I was inspired by a skirt from the Italian pattern drafting book "Il Modellismo Sartoriale":
What I like is the slimming effect of the vertical lines of the panels. You could also use those seam lines to introduce a flare for an A-line skirt. Pretty versatile, eh?
I wanted mine to be pegged (narrow at the knees) so a vent is necessary for walking. I decided on a box pleat in the back instead of the expected vent. I thought it would make the lining easier.
And for the waistband, I chose neither facings nor a waistband, opting instead for a self lined finish. A narrow twill tape sewn at the waist seam stabilizes it.
And here is the muslin:
I sewed a version in black tropical weight wool, and it needs to be hemmed.
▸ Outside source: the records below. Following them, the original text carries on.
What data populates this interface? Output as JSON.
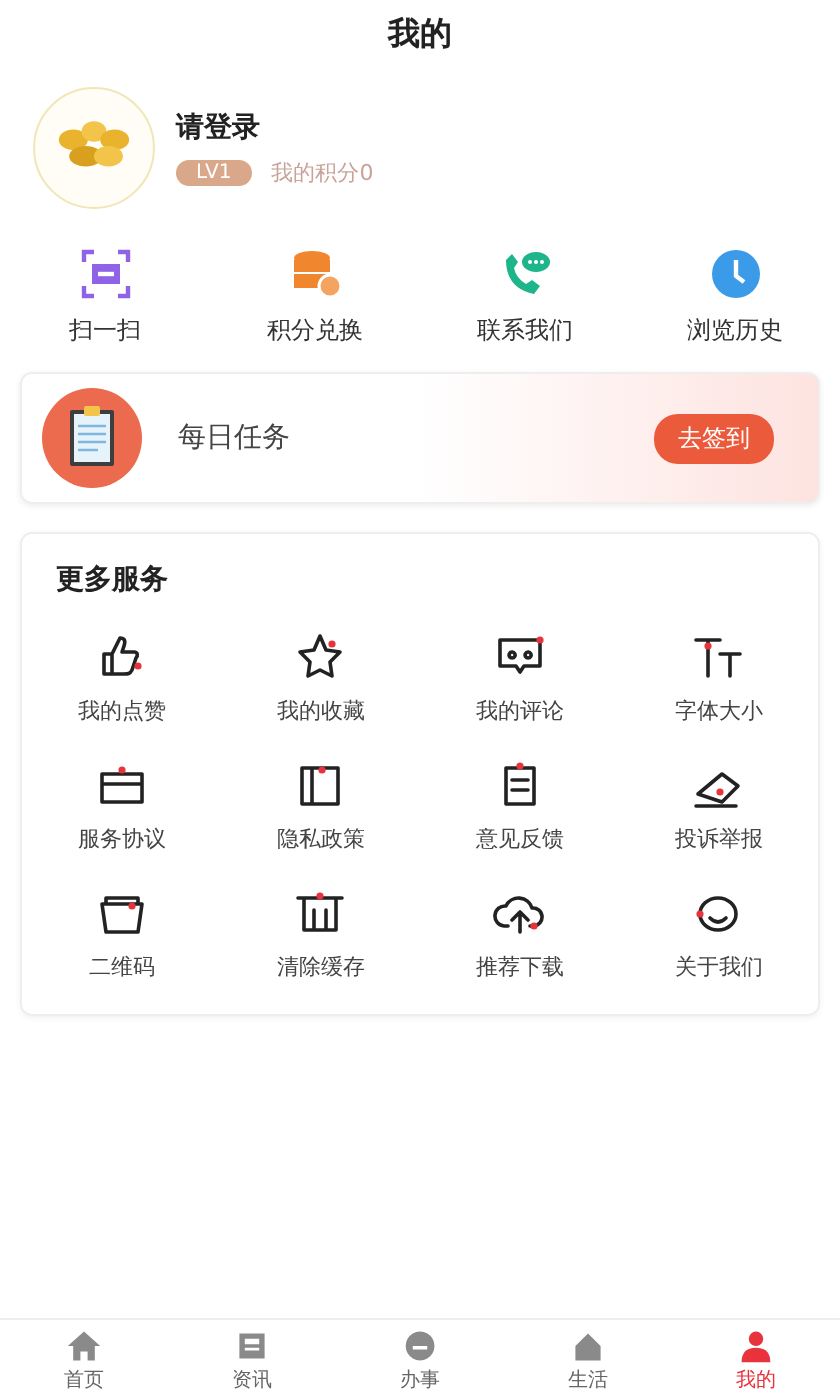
{
  "header": {
    "title": "我的"
  },
  "profile": {
    "name": "请登录",
    "level": "LV1",
    "points": "我的积分0"
  },
  "shortcuts": [
    {
      "label": "扫一扫"
    },
    {
      "label": "积分兑换"
    },
    {
      "label": "联系我们"
    },
    {
      "label": "浏览历史"
    }
  ],
  "daily_task": {
    "title": "每日任务",
    "button": "去签到"
  },
  "more_services": {
    "title": "更多服务",
    "items": [
      {
        "label": "我的点赞"
      },
      {
        "label": "我的收藏"
      },
      {
        "label": "我的评论"
      },
      {
        "label": "字体大小"
      },
      {
        "label": "服务协议"
      },
      {
        "label": "隐私政策"
      },
      {
        "label": "意见反馈"
      },
      {
        "label": "投诉举报"
      },
      {
        "label": "二维码"
      },
      {
        "label": "清除缓存"
      },
      {
        "label": "推荐下载"
      },
      {
        "label": "关于我们"
      }
    ]
  },
  "tab_bar": [
    {
      "label": "首页",
      "selected": false
    },
    {
      "label": "资讯",
      "selected": false
    },
    {
      "label": "办事",
      "selected": false
    },
    {
      "label": "生活",
      "selected": false
    },
    {
      "label": "我的",
      "selected": true
    }
  ]
}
I have so many options nowadays, to draft a pattern.
- Paper and pencil work surprisingly well! That method is not as difficult as I'd have guessed a few years ago.
- Bernina My Label - I'll get back into my beloved BML as soon as I measure myself again. When I lost everything on my hard drive to a virus, I lost all my measurements (and the measurements of DD & DSD)
- Wild Ginger Pattern Master Boutique (PMB)- this is what I used to create this pattern.
- It doesn't need very many measurements.
- The print preview is useful to overlay the pattern pieces before printing. The reduces the number of pages printed.
- I cut the all the right & bottom edges first, then use tiny bits of tape to attach the pages to the cutting mat. The grid lines on the cutting mat make it quick to line up the paper.
- Roll out the tracing paper. I am using doctor's exam table paper. The vellum is just about the same weight and transparency of commercial pattern paper.
- It is easier than tracing from a pattern magazine (eg BWOF) because there is only one pattern on the paper.
The first muslin was way too loose, so I went back into the program to reduced the amount of ease, increase the number of darts and move them closer to the side seam. While tracing, I just added the vertical seams through the front darts to create the panel look.
So, how about that? When I was finished, I realized I had designed a skirt. I know it is nothing ground-breaking, but isn't this what it means to design? I think so ... I just put together a few features and ended up with the skirt I wanted.
Yes, I am going on and on, here. If you have read this far, I am almost finished :D
The vertical lines are straight, which I think helps for a flattering line. And the box pleat in the back allowed for a very simple lining and, yep, it was faster & easier than a vent.
Maybe I'll get that thing hemmed and worn soon, so I can post a pic.